En la mesa de al lado un padre y un hijo hablaban de la vida (los padres y los hijos, con independencia del tema que les ocupe, siempre hablan de la vida). El padre le decía al hijo que del mismo modo que Valladolid sigue existiendo cuando el tren abandona su estación, la Edad Media continúa en pie después de que la humanidad haya pasado por ella.

–Se demostrará –añadía– cuando seamos capaces de viajar a través del tiempo.

–¿Entonces los neandertales continúan existiendo? –preguntaba el hijo.

–Claro, allí siguen, donde los dejamos hace miles de años. ¿Por qué me lo preguntas?

–No, por nada –respondía el hijo.

Como el padre insistiera, el chaval acabó confesando que estaba enamorado de una chica neandertal que había visto en un documental de la tele. Me llevé el vaso a los labios para disimular mi turbación al tiempo que el padre se llevaba un churro a la boca para disimular la suya.

–Pero sería una actriz que hacía de neandertal –decía el padre.

–Sí, pero los neandertales parecían buenas personas, mejor que los sapiens –argüía el hijo.

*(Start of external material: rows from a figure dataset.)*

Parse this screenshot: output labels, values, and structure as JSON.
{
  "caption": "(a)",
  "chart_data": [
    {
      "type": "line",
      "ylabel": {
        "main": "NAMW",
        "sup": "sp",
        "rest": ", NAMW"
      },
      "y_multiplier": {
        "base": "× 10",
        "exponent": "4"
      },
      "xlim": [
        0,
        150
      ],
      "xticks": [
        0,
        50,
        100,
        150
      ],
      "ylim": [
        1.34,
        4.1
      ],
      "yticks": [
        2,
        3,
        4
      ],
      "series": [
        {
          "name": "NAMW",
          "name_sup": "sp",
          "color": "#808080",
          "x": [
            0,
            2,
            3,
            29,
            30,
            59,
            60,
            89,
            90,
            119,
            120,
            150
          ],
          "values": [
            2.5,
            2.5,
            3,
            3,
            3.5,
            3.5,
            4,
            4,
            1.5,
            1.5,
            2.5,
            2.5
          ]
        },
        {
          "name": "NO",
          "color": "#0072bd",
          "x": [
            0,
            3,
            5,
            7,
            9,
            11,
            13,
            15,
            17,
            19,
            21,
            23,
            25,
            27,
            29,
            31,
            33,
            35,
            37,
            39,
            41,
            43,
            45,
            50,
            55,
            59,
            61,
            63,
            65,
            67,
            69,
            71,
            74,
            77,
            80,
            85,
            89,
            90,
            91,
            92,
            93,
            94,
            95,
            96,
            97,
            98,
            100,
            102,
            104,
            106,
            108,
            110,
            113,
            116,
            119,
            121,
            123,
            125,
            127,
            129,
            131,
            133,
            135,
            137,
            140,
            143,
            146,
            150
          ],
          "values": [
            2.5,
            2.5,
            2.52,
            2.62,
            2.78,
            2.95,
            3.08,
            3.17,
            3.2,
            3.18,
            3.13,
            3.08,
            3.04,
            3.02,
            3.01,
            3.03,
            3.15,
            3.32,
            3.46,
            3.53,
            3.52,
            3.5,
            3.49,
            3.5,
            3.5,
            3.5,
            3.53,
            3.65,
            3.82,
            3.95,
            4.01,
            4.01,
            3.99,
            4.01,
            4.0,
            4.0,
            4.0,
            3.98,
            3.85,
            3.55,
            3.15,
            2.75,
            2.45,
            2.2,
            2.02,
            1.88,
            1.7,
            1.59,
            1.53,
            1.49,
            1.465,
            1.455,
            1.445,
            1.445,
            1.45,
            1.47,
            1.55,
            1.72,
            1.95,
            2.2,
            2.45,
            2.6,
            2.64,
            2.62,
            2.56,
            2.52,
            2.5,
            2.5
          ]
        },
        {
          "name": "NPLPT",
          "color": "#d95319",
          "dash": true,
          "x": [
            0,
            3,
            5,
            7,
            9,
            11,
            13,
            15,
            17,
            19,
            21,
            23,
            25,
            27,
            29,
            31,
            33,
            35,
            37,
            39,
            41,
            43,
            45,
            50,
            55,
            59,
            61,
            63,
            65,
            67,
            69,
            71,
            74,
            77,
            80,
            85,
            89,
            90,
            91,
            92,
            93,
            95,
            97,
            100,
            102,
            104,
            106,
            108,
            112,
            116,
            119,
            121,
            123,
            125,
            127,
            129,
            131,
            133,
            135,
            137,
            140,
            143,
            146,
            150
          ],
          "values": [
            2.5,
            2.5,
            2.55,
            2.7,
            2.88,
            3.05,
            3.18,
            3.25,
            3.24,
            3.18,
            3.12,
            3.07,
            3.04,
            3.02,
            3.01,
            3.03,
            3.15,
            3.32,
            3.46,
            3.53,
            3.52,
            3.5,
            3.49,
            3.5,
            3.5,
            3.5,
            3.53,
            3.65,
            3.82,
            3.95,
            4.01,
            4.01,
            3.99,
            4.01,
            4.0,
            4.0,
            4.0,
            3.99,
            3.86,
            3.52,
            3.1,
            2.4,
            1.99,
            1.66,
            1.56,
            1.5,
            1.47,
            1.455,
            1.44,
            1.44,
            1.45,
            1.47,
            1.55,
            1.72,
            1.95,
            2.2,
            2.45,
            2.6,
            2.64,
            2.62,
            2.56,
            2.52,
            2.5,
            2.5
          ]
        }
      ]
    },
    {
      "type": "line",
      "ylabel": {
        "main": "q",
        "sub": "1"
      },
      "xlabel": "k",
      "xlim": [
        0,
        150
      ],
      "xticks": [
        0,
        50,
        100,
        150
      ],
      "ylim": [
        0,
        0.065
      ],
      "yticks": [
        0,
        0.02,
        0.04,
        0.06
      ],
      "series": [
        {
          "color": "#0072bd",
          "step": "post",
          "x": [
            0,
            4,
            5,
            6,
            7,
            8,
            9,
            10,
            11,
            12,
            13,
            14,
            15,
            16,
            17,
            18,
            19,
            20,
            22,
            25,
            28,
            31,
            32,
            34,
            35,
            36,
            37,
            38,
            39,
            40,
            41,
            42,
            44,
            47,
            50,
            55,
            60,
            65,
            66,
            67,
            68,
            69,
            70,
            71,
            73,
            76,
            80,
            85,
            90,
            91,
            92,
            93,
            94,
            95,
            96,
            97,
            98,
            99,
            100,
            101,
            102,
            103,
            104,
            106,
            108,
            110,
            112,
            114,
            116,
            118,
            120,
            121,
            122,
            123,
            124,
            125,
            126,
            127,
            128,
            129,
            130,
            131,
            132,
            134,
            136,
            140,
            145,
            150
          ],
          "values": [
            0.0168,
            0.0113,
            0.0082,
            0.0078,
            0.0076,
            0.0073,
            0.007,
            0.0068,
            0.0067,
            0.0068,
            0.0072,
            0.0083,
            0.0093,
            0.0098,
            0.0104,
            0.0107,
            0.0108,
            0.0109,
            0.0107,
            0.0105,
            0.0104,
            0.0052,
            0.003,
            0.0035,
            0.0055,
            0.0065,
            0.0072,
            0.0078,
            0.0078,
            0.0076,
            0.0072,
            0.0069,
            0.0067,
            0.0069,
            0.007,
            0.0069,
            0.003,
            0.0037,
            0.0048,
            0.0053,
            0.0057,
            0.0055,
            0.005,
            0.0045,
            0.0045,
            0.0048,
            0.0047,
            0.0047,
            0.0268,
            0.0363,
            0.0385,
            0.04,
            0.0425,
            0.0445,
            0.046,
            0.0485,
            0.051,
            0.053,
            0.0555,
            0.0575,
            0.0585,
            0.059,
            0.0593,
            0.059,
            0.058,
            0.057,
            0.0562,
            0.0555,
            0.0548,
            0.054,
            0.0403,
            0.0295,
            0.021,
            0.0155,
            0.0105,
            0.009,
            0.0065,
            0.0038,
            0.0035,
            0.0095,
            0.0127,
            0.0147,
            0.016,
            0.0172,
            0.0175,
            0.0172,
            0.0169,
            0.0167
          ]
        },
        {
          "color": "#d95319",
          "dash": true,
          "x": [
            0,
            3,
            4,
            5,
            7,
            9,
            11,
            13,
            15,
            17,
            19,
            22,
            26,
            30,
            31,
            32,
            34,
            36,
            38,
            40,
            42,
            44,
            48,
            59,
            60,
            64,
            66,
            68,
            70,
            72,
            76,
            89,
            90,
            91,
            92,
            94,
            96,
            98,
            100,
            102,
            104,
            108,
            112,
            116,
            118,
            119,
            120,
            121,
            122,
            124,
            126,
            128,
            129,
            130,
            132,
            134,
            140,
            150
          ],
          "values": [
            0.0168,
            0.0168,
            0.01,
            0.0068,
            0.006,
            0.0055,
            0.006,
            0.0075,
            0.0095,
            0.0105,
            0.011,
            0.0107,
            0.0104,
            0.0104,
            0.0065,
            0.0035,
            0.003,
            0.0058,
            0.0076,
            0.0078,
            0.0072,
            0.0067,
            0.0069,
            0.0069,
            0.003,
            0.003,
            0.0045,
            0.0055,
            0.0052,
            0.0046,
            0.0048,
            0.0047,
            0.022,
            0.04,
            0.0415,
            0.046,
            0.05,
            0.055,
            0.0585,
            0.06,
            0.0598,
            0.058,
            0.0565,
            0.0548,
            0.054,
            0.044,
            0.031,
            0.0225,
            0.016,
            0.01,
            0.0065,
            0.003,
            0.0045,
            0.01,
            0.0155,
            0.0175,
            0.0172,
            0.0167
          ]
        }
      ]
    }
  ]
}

En esto, recordé que yo había visto también aquel documental en el que los neandertales no se metían con nadie. Dentro de su opacidad especulativa, parecían personas sensatas, bondadosas, solidarias. Y tenían habilidades raras, como la de masticar el cuero para ablandarlo y que les sirviera de abrigo. Recuerdo haber pensado que los neandertales, en aquel documental, se comportaban como si no comprendieran nada, mientras que a los sapiens no había quien los aguantara de chulos. También yo me había identificado con los neandertales, que parecían inmigrantes en tierra extraña (servidor de ustedes es un inmigrante nato).

El caso es que el padre se quedó triste, como si le diera pena haber alumbrado a un hijo neandertal (la verdad es que el chico tenía las cejas muy juntas), mientras que a mí me pareció esperanzador que aún quedara gente así en el mundo. Así que pedí otro gin tonic para celebrarlo.